Shekina works with a research institute in Rwanda to develop its product range and drying technologies. The driers designed for drying the cassava leaves also work for drying vegetables, but not well for fruit. With the support of Oxfam, the National Agricultural Export Development Board (NAEB) and the Belgian Technical Cooperation, a new drying technology has been developed. The new dryers are a modified version of driers produced by the South African company Dryers for Africa: they are not exclusively powered by electricity as they use both electricity and a wood furnace. By taking into account the high electricity prices in Rwanda, this new technology lowers the production cost and revolutionises the production of dried fruit in Rwanda.

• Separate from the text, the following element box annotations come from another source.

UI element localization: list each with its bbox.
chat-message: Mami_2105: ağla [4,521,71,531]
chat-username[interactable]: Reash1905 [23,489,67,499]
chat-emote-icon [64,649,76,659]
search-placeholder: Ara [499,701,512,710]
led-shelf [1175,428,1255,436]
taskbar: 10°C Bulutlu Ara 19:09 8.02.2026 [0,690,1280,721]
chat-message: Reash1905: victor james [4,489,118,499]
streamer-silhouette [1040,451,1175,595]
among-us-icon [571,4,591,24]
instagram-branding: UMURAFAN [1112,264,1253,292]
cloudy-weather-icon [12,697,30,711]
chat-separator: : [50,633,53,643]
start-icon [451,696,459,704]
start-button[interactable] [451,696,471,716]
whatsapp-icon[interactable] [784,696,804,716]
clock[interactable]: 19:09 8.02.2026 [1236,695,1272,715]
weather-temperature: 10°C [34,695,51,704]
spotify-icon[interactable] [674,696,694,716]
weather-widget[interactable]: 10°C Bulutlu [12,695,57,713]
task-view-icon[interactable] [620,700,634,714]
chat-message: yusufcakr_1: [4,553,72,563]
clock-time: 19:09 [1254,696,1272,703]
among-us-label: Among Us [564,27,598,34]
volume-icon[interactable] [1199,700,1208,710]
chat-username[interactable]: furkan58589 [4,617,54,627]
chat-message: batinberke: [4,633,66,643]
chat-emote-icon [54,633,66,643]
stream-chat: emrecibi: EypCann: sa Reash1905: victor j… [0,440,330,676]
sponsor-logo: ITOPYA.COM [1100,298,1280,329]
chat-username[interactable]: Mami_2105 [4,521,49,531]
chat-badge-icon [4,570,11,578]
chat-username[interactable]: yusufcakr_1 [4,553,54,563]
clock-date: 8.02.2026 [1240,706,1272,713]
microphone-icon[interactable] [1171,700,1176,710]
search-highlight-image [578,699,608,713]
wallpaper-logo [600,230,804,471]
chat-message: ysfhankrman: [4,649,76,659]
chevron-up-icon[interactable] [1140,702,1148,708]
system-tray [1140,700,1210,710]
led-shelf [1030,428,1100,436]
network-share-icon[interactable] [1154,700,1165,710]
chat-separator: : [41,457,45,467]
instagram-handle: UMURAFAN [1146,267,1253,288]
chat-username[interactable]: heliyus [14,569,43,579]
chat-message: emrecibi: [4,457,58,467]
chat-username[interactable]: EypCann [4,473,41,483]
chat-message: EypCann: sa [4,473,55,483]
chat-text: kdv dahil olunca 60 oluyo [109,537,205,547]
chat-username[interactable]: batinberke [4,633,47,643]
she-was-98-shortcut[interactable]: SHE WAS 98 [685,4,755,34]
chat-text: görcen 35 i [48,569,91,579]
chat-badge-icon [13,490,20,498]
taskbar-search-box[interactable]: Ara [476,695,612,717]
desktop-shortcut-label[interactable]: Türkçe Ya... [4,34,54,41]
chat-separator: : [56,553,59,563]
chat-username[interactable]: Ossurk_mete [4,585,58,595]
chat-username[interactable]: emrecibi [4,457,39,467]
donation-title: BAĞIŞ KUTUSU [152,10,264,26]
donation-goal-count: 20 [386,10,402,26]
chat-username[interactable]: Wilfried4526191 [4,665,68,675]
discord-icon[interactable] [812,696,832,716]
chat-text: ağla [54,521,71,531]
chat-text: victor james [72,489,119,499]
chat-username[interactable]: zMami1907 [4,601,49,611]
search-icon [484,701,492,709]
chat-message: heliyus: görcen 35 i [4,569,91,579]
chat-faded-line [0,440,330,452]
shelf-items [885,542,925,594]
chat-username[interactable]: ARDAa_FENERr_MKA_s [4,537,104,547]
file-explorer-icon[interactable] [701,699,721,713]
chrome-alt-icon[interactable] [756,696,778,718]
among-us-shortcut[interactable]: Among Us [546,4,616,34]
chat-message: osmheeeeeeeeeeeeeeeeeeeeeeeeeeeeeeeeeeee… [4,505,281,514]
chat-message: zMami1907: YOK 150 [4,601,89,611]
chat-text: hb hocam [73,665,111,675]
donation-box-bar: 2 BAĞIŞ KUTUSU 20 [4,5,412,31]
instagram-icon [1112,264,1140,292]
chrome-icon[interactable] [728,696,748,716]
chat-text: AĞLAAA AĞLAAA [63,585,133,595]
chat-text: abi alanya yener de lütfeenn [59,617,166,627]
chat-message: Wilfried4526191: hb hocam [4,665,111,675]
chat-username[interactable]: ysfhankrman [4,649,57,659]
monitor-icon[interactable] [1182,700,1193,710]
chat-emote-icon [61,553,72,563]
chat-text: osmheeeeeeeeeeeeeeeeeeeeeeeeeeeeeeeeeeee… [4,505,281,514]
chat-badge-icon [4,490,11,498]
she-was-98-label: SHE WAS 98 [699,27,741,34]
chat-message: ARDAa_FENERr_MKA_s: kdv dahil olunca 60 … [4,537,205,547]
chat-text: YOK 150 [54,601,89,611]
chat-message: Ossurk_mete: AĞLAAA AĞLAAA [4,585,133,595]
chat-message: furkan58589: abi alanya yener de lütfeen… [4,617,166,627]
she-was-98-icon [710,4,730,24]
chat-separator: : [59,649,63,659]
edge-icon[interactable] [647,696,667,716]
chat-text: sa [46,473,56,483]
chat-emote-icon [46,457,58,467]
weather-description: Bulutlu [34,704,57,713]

Shekina’s founder started the business with his own savings but developed it with bank loans. Obtaining funding without collateral for the activity expansion has been, and remains, difficult.

– Needs for upscaling (technical, financial, policy…)
In order to meet worldwide growing demand for its processed cassava products, Shekina needs financing to further invest into research and technology. The main current challenges are accessing capital for expansion, and the lack of quality packaging materials on the local market.
Shekina plans to carry out research on more vegetables to bring to the market as dried products, to maximise the use of the drying machines during the dry season when there are fewer cassava leaves. It also wants to increase its processing capacity and use the waste of cassava leaves for biogas to substitute the wood and so reduce its environmental footprint.
The company also wants to import cassava from other African countries to increase the input volumes.
Lastly, Shekina’s founder is looking to invest in online markets as its products are currently not directly sold online (although some distributors do sell them on Amazon).

Success Factors and Lessons Learned

Value-addition is essential to penetrate global markets, as it extends the product shelf life and eases commercialisation, particularly on international markets, as the product can be transported by post, road, sea and air. Such innovations have turned cassava into a major cash crop.